In 2002, DJ Semtex began hosting a Friday night show (21:00 to 23:00) on BBC Radio 1Xtra.

He was Dizzee Rascal's official tour DJ in 2008, a role in which he also performed video DJing and scratching with his mouth.

As an interviewer, he interviewed J. Cole shortly before the release of his debut album in 2010, DJ Khaled at his L.A. home in 2017, and conducted the only UK interview with Skepta upon the release of his album Konnichiwa. In 2009, Drake's first UK interview was with DJ Semtex; Drake had a follow-up interview with DJ Semtex that went viral and was covered by Rolling Stone, Billboard and The New Yorker. When Drake launched his ‘More Life’ project in London in early 2017, he discussed it with DJ Semtex.

His debut as an author, Hip Hop Raised Me (2016), was well received, with co-signs from Drake, Chance the Rapper, Ghostface Killah, and Redman.

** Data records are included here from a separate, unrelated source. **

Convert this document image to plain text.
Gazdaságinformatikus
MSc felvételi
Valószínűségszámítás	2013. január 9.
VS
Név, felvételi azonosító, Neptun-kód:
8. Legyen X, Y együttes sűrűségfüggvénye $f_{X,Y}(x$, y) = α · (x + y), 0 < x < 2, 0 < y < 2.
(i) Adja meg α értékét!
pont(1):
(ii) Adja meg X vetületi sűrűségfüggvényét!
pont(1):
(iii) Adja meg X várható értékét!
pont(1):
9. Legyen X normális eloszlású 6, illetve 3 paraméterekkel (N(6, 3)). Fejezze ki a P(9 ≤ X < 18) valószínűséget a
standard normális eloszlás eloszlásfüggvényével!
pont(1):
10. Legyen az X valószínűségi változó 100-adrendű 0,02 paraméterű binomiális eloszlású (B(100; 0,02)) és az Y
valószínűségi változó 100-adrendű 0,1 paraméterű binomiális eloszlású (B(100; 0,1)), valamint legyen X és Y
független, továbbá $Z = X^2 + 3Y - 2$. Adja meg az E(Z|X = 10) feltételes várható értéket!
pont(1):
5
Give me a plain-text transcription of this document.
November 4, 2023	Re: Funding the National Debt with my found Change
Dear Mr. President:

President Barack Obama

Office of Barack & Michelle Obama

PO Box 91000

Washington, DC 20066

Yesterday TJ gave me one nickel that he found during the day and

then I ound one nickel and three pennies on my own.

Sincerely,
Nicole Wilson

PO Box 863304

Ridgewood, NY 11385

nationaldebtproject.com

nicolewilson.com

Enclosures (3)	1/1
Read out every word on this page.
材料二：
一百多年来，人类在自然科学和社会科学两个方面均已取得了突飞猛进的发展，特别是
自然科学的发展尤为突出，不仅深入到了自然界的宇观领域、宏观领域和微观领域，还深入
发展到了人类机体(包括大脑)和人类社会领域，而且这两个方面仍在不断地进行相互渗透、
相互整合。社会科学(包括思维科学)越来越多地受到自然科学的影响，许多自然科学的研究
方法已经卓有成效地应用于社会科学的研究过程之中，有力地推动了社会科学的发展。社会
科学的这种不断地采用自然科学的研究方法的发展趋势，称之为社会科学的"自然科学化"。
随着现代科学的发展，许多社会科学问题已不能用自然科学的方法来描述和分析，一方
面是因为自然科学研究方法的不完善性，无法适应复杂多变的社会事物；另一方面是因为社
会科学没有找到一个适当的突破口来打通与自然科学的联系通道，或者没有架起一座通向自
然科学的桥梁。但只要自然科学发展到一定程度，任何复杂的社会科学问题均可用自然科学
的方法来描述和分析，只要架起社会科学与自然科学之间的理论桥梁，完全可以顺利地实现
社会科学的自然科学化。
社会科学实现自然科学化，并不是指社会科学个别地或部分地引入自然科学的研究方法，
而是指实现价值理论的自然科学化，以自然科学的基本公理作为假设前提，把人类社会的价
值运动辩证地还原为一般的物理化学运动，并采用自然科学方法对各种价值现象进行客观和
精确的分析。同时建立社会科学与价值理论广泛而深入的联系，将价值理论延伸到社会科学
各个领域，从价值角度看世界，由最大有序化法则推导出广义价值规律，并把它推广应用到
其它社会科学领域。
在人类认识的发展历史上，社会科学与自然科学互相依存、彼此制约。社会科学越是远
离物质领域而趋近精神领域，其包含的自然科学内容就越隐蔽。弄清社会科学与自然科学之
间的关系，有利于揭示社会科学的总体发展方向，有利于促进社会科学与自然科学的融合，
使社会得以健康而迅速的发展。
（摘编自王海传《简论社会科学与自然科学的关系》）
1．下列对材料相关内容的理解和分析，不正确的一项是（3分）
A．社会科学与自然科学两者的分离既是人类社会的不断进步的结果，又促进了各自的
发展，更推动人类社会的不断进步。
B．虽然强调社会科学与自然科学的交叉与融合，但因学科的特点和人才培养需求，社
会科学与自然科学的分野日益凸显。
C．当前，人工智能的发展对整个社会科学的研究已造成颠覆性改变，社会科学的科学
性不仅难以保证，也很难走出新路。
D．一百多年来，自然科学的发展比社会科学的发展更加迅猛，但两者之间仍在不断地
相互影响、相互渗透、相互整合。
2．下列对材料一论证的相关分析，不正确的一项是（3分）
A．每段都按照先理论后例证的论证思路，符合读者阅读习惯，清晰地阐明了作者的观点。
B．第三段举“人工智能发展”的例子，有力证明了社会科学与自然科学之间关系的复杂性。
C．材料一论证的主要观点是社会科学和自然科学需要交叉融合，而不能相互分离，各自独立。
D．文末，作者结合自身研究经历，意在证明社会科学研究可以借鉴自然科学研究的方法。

It has been translated into French, German and Italian.

In 2018, DJ Semtex announced he was leaving 1Xtra after 15 years working for the station and took his Friday night hip hop show to Capital XTRA.

Launched in early 2018, Semtex is the host of Spotify's bi-weekly Who We Be podcast. The show focuses on hip hop, British rap, grime, and Afrobeats, including interviews with musicians. Past guests include Joe Budden, Future, French Montana, Giggs, Dave, AJ Tracey, and Davido.

Chuck D has said "DJ Semtex is a "generator of generations."